Mise-en-Place: Daunte Wright
From the perspective of a long time bartender/waiter the Daunte Wright shooting is really pertinent to things that FnB folks do all the time. Which makes it even more ridiculous/heartbreaking.
1. The cops were clearly pretexting by pulling Wright over for the expired tags and the air freshener. He had warrants and had jumped bail, but seriously, y’all? Air Freshener?

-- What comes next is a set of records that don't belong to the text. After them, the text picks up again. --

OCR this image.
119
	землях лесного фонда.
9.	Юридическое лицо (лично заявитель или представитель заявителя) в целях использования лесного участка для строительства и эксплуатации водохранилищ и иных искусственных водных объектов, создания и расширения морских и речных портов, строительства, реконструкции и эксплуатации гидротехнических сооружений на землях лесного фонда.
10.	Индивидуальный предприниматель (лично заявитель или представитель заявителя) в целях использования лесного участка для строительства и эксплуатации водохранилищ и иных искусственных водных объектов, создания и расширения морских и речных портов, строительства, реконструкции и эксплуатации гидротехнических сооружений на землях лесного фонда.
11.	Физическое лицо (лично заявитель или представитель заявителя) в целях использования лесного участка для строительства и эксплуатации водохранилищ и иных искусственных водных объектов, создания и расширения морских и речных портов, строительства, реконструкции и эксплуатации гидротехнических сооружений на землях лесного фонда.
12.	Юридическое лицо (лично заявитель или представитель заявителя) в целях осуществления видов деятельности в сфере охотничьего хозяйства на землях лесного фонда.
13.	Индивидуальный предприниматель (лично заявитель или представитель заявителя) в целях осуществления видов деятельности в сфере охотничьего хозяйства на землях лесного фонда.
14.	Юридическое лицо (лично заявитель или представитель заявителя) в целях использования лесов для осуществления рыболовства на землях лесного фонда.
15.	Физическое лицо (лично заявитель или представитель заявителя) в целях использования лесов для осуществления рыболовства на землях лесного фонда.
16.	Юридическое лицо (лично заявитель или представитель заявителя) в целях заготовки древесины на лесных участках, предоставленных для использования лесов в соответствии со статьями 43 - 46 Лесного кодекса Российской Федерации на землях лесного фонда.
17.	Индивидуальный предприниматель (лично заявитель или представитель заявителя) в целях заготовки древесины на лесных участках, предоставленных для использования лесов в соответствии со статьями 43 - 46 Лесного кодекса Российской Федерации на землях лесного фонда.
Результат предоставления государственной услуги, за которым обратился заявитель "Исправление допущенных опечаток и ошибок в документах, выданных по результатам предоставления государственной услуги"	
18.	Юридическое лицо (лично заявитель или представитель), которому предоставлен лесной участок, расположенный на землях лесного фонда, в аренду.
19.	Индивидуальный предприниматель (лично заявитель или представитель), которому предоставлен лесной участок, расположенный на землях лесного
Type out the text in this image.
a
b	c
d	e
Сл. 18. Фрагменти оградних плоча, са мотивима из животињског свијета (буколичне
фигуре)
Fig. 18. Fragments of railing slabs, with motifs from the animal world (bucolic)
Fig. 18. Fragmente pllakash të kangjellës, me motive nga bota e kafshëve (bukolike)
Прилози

Pretexting was something we did all the time at Houston St. I normally used it AFTER somebody started acting a fool in the bar. As any bartender will tell you, the place to handle a problem is OUTSIDE the bar. Get the problem out of the bar and if it continues, then you escalate. This generally occurred after a big MMA fight with dude-bros (of all colors) thinking they were also Punchy Grapple Ninjas. Pretexting is a neutral duel use protocol. It can be used to de-escalate a potential problem by removing one or both of a pair about to get into a conflict. It can also be used by asshole bars on McKinney Ave to enforce racist “dress codes”. I’m not really telling everyone shit you didn’t already know. But here’s something you may not know
2. The arrangement of a station on the line in a kitchen is known as “mise-en-place”. Any chef and most bartenders will tell you that “mise is life”. Mise-en-place is considered tight or slack. “Which is better — tight mise or tight pussy? TIght mise. Cuz tight mise gets you money. Money gets you pussy.”
Good mise-en-place enables you to produce from your station with automaticity. You don’t have to look to make the watermelon radish/frisé salad or the manhattan. One of the ways you create good mise is to properly stow your gear. Every thing has a place in its place. Just like a boat. That way you don’t waste a single second looking for your tools. Automaticity is speed itself.
These are not extravagant war metaphors. They ARE martial vocabulary. Food and Beverage is War as Comedy. I’m not exaggerating. The entire modern restaurant is derived from August L’Escoffier’s experience providing meals for the French Army during the Franco-Prussian War. He then went and created the brigade system, which is the basis for the modern restaurant. Food and Beverage is in fact, no bullshit, a martial art. Food and Beverage is very much the foyer to 江湖 underworld. There is much good in this and much bad. (I will expand on this later.)
3. Your average waiter has no fucking clue of all this background. I, however, am obviously not your average waiter. But a good waiter does know not to be a shitback. This means to put shit back. Put everything back in its place all the time, every time. A good waiter will also keep their own body mised. A Waiter’s uniform is a waiter’s workstation. I work in a very unique restaurant where we wear tuxedos. On my own uniform, my crumber and wine key are ALWAYS In my top left pocket. My notebook is ALWAYS in my left inner pocket, my lighter is ALWAYS in my bottom right pocket. And so on and so forth. I’ve gotten so fastidious about this that it extends to how I place things in my pockets outside of work. But I swore an oath to Lucas Ortigoza never to give away the secrets of Mexican Judo.
4. Bringing this all together — Kimberly Ann Potter had shit mise-en-place. Her uniform was the same all day everyday. He tazer was on the opposite hip of her firearm. She is a veteran cop. She goddamn well knows where her gun is. You could replace Kimberly Ann Potter with any half-drunk, coked up waiter from ANY fine dining restaurant in America and Daunte Wright would still be alive today. Granted he’d be in jail for jumping bond, but that’s a fuck load better than getting executed by the side of the road over the proper installation of air freshener.